Kompetisi PCC ini berlangsung ketat melalui dua tahapan utama, yaitu babak seleksi dan babak final. Pada babak seleksi awal yang dilaksanakan secara daring, Mayyaza diminta untuk menyusun strategi dan membuat video konseling terstruktur berdasarkan studi kasus yang telah disiapkan oleh pihak panitia. Setelah menyisihkan berbagai kontestan dari perguruan tinggi lain di Indonesia, perwakilan Farmasi UGM ini berhasil mengamankan posisi untuk bertanding di babak final secara langsung di kampus UMY.
Pada babak final, tingkat kompleksitas kasus ditingkatkan dengan menghadirkan skenario pasien HIV yang memiliki komorbiditas Hepatitis C. Dalam babak penentuan ini, finalis diberikan waktu yang terbatas, yaitu 10 menit, untuk memecahkan masalah terkait obat (Drug-Related Problems/DRP) sekaligus menulis catatan materi konseling kepada pasien. Tantangan kemudian dilanjutkan dengan sesi simulasi konseling secara langsung. Pada sesi tersebut, Mayyaza diuji kemampuannya dalam melakukan komunikasi profesional, baik dalam menyampaikan interaksi klinis kepada dokter maupun dalam komunikasi langsung kepada pasien. Lewat penguasaan kasus klinis yang matang dan pembawaan yang tenang, ia berhasil membawa pulang trofi kemenangan.

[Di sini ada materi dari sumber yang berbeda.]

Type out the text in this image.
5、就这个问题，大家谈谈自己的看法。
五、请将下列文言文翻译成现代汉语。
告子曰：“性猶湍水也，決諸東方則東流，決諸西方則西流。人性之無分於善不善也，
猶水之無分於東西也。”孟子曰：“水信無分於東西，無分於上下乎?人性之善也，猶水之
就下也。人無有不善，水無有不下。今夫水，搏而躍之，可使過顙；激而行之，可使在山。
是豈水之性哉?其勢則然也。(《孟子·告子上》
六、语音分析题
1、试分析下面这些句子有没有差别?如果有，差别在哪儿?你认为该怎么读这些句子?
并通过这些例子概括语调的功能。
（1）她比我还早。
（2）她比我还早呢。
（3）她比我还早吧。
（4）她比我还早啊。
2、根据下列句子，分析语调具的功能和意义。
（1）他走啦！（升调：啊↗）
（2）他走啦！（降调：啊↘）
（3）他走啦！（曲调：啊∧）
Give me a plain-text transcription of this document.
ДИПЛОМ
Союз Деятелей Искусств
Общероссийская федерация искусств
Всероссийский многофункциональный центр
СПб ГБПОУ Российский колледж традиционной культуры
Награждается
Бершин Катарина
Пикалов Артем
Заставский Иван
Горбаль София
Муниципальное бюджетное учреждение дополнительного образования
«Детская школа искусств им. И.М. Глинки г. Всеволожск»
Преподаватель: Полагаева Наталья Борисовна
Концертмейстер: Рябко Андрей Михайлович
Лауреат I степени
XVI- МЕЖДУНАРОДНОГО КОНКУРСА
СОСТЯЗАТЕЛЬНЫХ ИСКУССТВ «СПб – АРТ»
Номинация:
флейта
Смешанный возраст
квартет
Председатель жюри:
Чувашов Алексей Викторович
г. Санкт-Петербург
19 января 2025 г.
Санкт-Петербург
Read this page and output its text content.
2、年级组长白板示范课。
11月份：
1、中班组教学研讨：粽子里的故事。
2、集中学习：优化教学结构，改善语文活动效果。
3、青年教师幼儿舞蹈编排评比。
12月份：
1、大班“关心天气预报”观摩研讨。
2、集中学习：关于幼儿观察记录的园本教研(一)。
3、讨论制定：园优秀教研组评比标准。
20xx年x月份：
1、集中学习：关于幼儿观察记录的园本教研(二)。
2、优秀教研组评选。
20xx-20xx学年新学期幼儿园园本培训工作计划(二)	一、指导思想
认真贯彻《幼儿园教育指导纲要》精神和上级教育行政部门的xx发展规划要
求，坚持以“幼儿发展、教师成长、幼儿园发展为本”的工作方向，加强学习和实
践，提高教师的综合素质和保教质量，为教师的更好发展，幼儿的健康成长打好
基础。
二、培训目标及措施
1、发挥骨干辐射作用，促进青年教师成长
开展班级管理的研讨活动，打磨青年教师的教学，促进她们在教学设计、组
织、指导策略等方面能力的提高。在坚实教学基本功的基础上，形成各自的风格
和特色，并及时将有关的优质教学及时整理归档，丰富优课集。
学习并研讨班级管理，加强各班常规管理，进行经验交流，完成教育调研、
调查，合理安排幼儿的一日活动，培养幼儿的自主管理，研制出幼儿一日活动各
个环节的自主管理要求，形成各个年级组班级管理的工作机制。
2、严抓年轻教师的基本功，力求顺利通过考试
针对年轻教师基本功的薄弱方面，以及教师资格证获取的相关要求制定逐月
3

Pencapaian ini mencerminkan komitmen kuat Fakultas Farmasi UGM dalam mendukung Tujuan Pembangunan Berkelanjutan (Sustainable Development Goals). Kegiatan ini selaras dengan pencapaian SDG 3 (Kehidupan Sehat dan Sejahtera) melalui penyiapan calon apoteker yang cakap dalam memberikan edukasi penyakit menular demi meningkatkan kualitas hidup pasien, serta SDG 4 (Pendidikan Berkualitas) dengan mendorong mahasiswa mengasah keterampilan klinis dan komunikasi praktis di luar kurikulum reguler kelas.